Chen Yongnan, Liu Songsong, Papageorgiou Lazaros G, Theofilatos Konstantinos, Tsoka Sophia
Department of Informatics, Faculty of Natural, Mathematical and Engineering Sciences, King's College London, Bush House, London WC2B 4BG, UK.
School of Management, Harbin Institute of Technology, Harbin 150001, China.
Cancers (Basel). 2023 Mar 15;15(6):1787. doi: 10.3390/cancers15061787.
With advances in high-throughput technologies, there has been an enormous increase in data related to profiling the activity of molecules in disease. While such data provide more comprehensive information on cellular actions, their large volume and complexity pose difficulty in accurate classification of disease phenotypes. Therefore, novel modelling methods that can improve accuracy while offering interpretable means of analysis are required. Biological pathways can be used to incorporate a priori knowledge of biological interactions to decrease data dimensionality and increase the biological interpretability of machine learning models.
A mathematical optimisation model is proposed for pathway activity inference towards precise disease phenotype prediction and is applied to RNA-Seq datasets. The model is based on mixed-integer linear programming (MILP) mathematical optimisation principles and infers pathway activity as the linear combination of pathway member gene expression, multiplying expression values with model-determined gene weights that are optimised to maximise discrimination of phenotype classes and minimise incorrect sample allocation.
The model is evaluated on the transcriptome of breast and colorectal cancer, and exhibits solution results of good optimality as well as good prediction performance on related cancer subtypes. Two baseline pathway activity inference methods and three advanced methods are used for comparison. Sample prediction accuracy, robustness against noise expression data, and survival analysis suggest competitive prediction performance of our model while providing interpretability and insight on key pathways and genes. Overall, our work demonstrates that the flexible nature of mathematical programming lends itself well to developing efficient computational strategies for pathway activity inference and disease subtype prediction.
随着高通量技术的进步,与疾病中分子活性分析相关的数据大幅增加。虽然这些数据提供了关于细胞作用的更全面信息,但它们的大容量和复杂性给疾病表型的准确分类带来了困难。因此,需要能够提高准确性同时提供可解释分析方法的新型建模方法。生物途径可用于纳入生物相互作用的先验知识,以降低数据维度并提高机器学习模型的生物学可解释性。

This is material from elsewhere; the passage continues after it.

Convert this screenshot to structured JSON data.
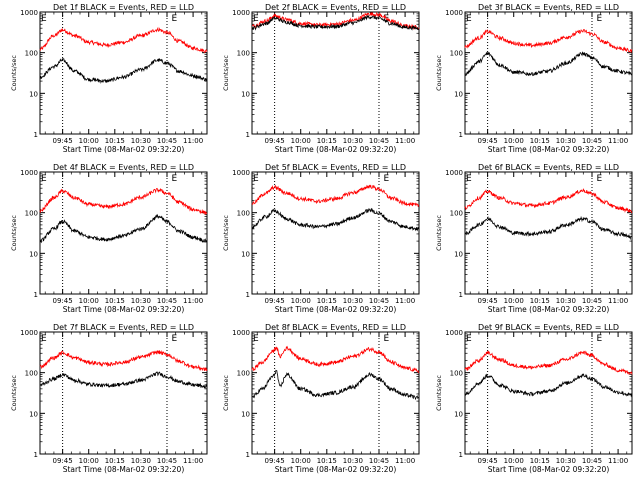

提出了一种用于途径活性推断以实现精确疾病表型预测的数学优化模型,并将其应用于RNA测序数据集。该模型基于混合整数线性规划(MILP)数学优化原理,将途径活性推断为途径成员基因表达的线性组合,将表达值与模型确定的基因权重相乘,这些权重经过优化以最大化表型类别的区分度并最小化错误的样本分配。
该模型在乳腺癌和结直肠癌的转录组上进行了评估,在相关癌症亚型上表现出良好的最优解结果以及良好的预测性能。使用了两种基线途径活性推断方法和三种先进方法进行比较。样本预测准确性、对噪声表达数据的鲁棒性以及生存分析表明,我们的模型具有竞争性的预测性能,同时提供了对关键途径和基因的可解释性和见解。总体而言,我们的工作表明数学规划的灵活性非常适合开发用于途径活性推断和疾病亚型预测的高效计算策略。